Menurut Wahyu, pertumbuhan ekonomi global yang kuat akan mendorong permintaan industri, transportasi, dan konsumsi, yang secara langsung meningkatkan permintaan pada komoditas energi dan logam industri.
Baca Juga: Harga Minyak Dibayangi Sentimen Negatif, Intip Prospeknya untuk Tahun 2025 dan 2026
“Misalnya China sebagai konsumen komoditas terbesar di dunia, khususnya sektor properti atau manufaktur, maka pertumbuhan ekonomi dan arah kebijakan Tiongkok akan sangat berpengaruh terhadap harga komoditas energi dan logam industri,” terang Wahyu.

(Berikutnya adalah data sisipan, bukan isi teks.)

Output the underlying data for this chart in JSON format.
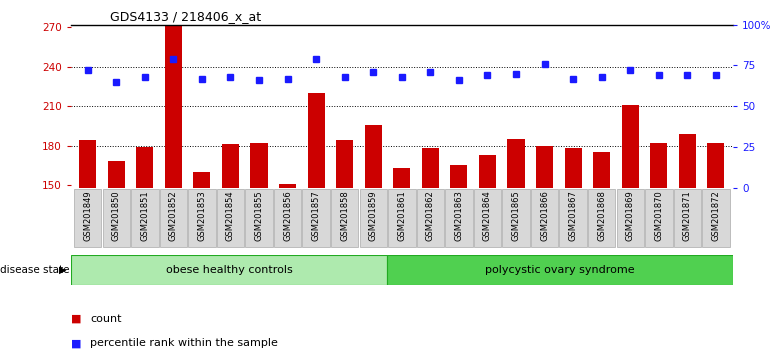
{
  "title": "GDS4133 / 218406_x_at",
  "samples": [
    "GSM201849",
    "GSM201850",
    "GSM201851",
    "GSM201852",
    "GSM201853",
    "GSM201854",
    "GSM201855",
    "GSM201856",
    "GSM201857",
    "GSM201858",
    "GSM201859",
    "GSM201861",
    "GSM201862",
    "GSM201863",
    "GSM201864",
    "GSM201865",
    "GSM201866",
    "GSM201867",
    "GSM201868",
    "GSM201869",
    "GSM201870",
    "GSM201871",
    "GSM201872"
  ],
  "counts": [
    184,
    168,
    179,
    271,
    160,
    181,
    182,
    151,
    220,
    184,
    196,
    163,
    178,
    165,
    173,
    185,
    180,
    178,
    175,
    211,
    182,
    189,
    182
  ],
  "percentiles": [
    72,
    65,
    68,
    79,
    67,
    68,
    66,
    67,
    79,
    68,
    71,
    68,
    71,
    66,
    69,
    70,
    76,
    67,
    68,
    72,
    69,
    69,
    69
  ],
  "groups": {
    "obese healthy controls": [
      0,
      11
    ],
    "polycystic ovary syndrome": [
      11,
      23
    ]
  },
  "ylim_left": [
    148,
    272
  ],
  "ylim_right": [
    0,
    100
  ],
  "yticks_left": [
    150,
    180,
    210,
    240,
    270
  ],
  "yticks_right": [
    0,
    25,
    50,
    75,
    100
  ],
  "bar_color": "#cc0000",
  "dot_color": "#1a1aff",
  "group1_color": "#aeeaae",
  "group2_color": "#50d050",
  "bg_color": "#ffffff",
  "title_color": "#000000",
  "left_axis_color": "#cc0000",
  "right_axis_color": "#1a1aff",
  "n_obese": 11,
  "n_pcos": 12
}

Meski begitu, Wahyu memandang prospek komoditas energi masih akan tertekan hingga akhir tahun 2025. Minyak WTI tertekan oleh kekhawatiran perlambatan ekonomi global yang dapat menahan pemulihan permintaan, produksi non-OPEC+, khususnya AS yang masih tinggi dapat menjaga pasokan tetap kuat.

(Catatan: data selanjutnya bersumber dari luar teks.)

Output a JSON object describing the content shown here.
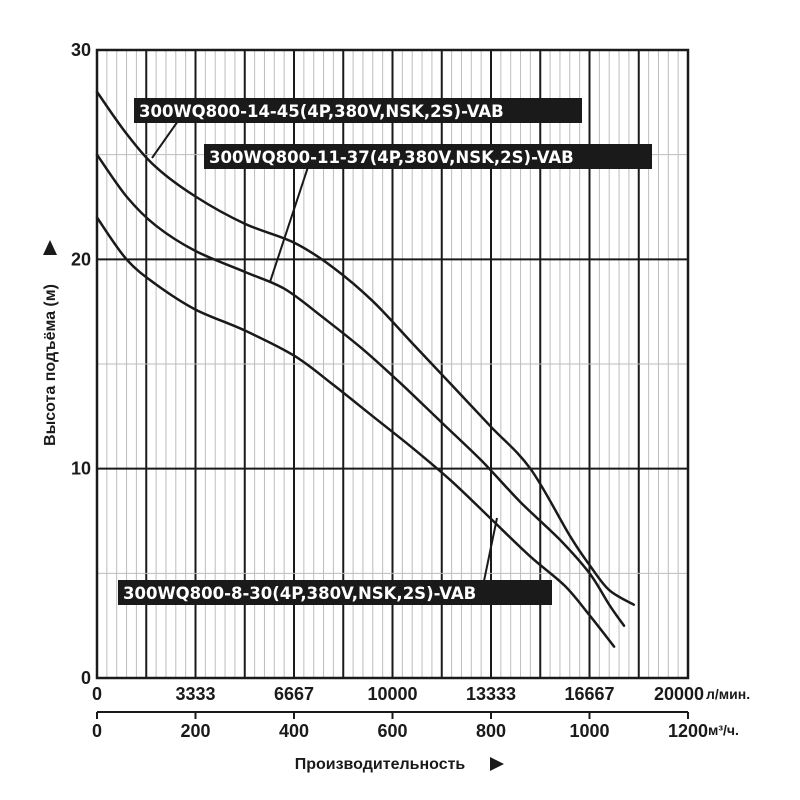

“Kalau untuk batubara diproyeksikan akan melanjutkan tekanan, bahkan mungkin memburuk dalam jangka panjang,” ujar Wahyu.
Sementara prospek logam industri akan sangat ditentukan oleh kesehatan ekonomi global. Terutama sektor manufaktur dan infrastruktur, serta perkembangan transisi energi hijau.
Ke depan, aluminium akan cenderung bearish atau netral. Harga dapat bergerak stabil jika ada stimulus ekonomi yang signifikan di Tiongkok sebagai produsen terbesar. Sementara nikel dan timah akan cenderung bullish moderat.

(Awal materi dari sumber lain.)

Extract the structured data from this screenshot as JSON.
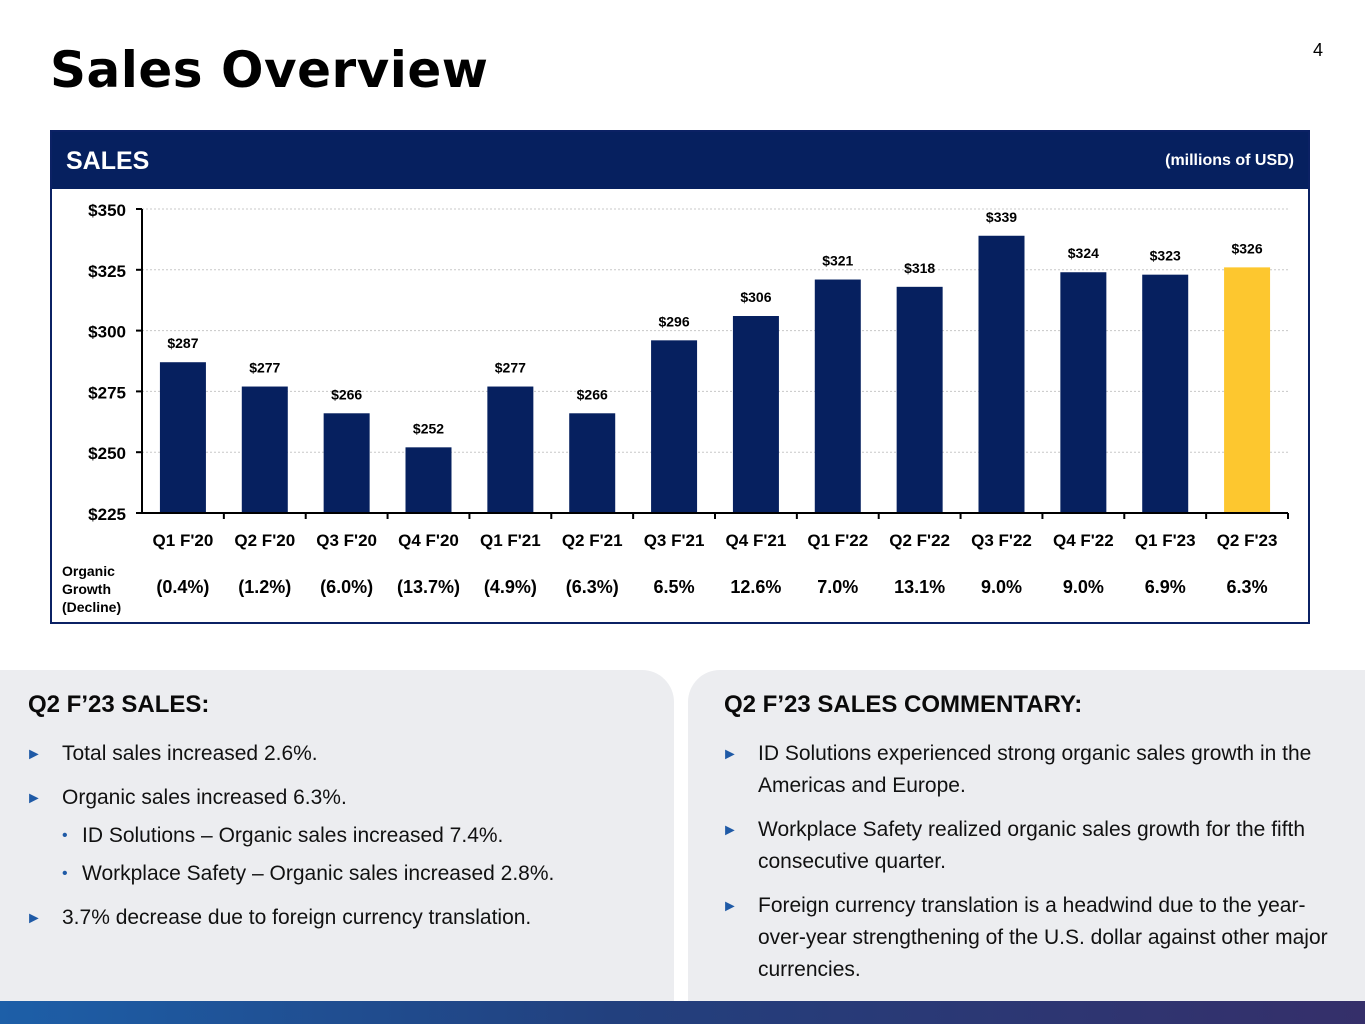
{
  "page": {
    "title": "Sales Overview",
    "number": "4"
  },
  "panel": {
    "title": "SALES",
    "units": "(millions of USD)"
  },
  "chart_data": {
    "type": "bar",
    "title": "SALES",
    "units": "(millions of USD)",
    "categories": [
      "Q1 F'20",
      "Q2 F'20",
      "Q3 F'20",
      "Q4 F'20",
      "Q1 F'21",
      "Q2 F'21",
      "Q3 F'21",
      "Q4 F'21",
      "Q1 F'22",
      "Q2 F'22",
      "Q3 F'22",
      "Q4 F'22",
      "Q1 F'23",
      "Q2 F'23"
    ],
    "values": [
      287,
      277,
      266,
      252,
      277,
      266,
      296,
      306,
      321,
      318,
      339,
      324,
      323,
      326
    ],
    "data_labels": [
      "$287",
      "$277",
      "$266",
      "$252",
      "$277",
      "$266",
      "$296",
      "$306",
      "$321",
      "$318",
      "$339",
      "$324",
      "$323",
      "$326"
    ],
    "highlight_index": 13,
    "ylim": [
      225,
      350
    ],
    "yticks": [
      225,
      250,
      275,
      300,
      325,
      350
    ],
    "ytick_labels": [
      "$225",
      "$250",
      "$275",
      "$300",
      "$325",
      "$350"
    ],
    "grid": true,
    "colors": {
      "bar": "#06205f",
      "highlight": "#fdc72f",
      "grid": "#c8c8c8"
    },
    "growth_label_lines": [
      "Organic",
      "Growth",
      "(Decline)"
    ],
    "growth": [
      "(0.4%)",
      "(1.2%)",
      "(6.0%)",
      "(13.7%)",
      "(4.9%)",
      "(6.3%)",
      "6.5%",
      "12.6%",
      "7.0%",
      "13.1%",
      "9.0%",
      "9.0%",
      "6.9%",
      "6.3%"
    ]
  },
  "left_box": {
    "heading": "Q2 F’23 SALES:",
    "items": [
      {
        "type": "main",
        "text": "Total sales increased 2.6%."
      },
      {
        "type": "main",
        "text": "Organic sales increased 6.3%."
      },
      {
        "type": "sub",
        "text": "ID Solutions – Organic sales increased 7.4%."
      },
      {
        "type": "sub",
        "text": "Workplace Safety – Organic sales increased 2.8%."
      },
      {
        "type": "main",
        "text": "3.7% decrease due to foreign currency translation."
      }
    ]
  },
  "right_box": {
    "heading": "Q2 F’23 SALES COMMENTARY:",
    "items": [
      {
        "type": "main",
        "text": "ID Solutions experienced strong organic sales growth in the Americas and Europe."
      },
      {
        "type": "main",
        "text": "Workplace Safety realized organic sales growth for the fifth consecutive quarter."
      },
      {
        "type": "main",
        "text": "Foreign currency translation is a headwind due to the year-over-year strengthening of the U.S. dollar against other major currencies."
      }
    ]
  },
  "glyphs": {
    "triangle": "►",
    "dot": "•"
  }
}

“Keduanya disokong oleh permintaan global yang diperkirakan akan terus meningkat,” ucap Wahyu.
Terakhir, untuk logam mulia seperti emas dan perak diperkirakan akan tetap melesat atau setidaknya mempertahankan posisinya sebagai komoditas yang unggul hingga akhir tahun 2025, meskipun laju kenaikannya mungkin tidak secepat awal tahun ini.
“Seiring dengan gejolak geopolitik, ketidakpastian ekonomi, dan potensi inflasi yang persisten akan terus mendorong investor mencari safe haven, dan emas adalah pilihan utama,” jelas Wahyu.
Baca Juga: Dukung Hilirisasi Berkelanjutan, Mind Id Perkuat Tata Kelola Timah
Selain mengikuti jejak emas sebagai logam mulia, perak juga memiliki permintaan industri yang kuat. Terutama dari sektor energi terbarukan dan elektronik. Hal Ini memberikan dukungan ganda untuk harganya.
Dalam analisisnya, Wahyu memperkirakan harga minyak WTI akan US$ 30 per barel - US$ 80 per barel. Batubara akan bergerak di rentang US$ 60 - US$ 140 per ton. Adapun komoditas logam, khususnya logam industri seperti aluminium akan bergerak di rentang US$ 2.000 - US$ 2.800 per ton.
“Untuk logam mulia seperti emas akan bergerak di kisaran US$ 2.500 - US$ 5.000 per ons troi dan perak di kisaran US$ 25 - US$ 40 per ons troi,” tutup Wahyu.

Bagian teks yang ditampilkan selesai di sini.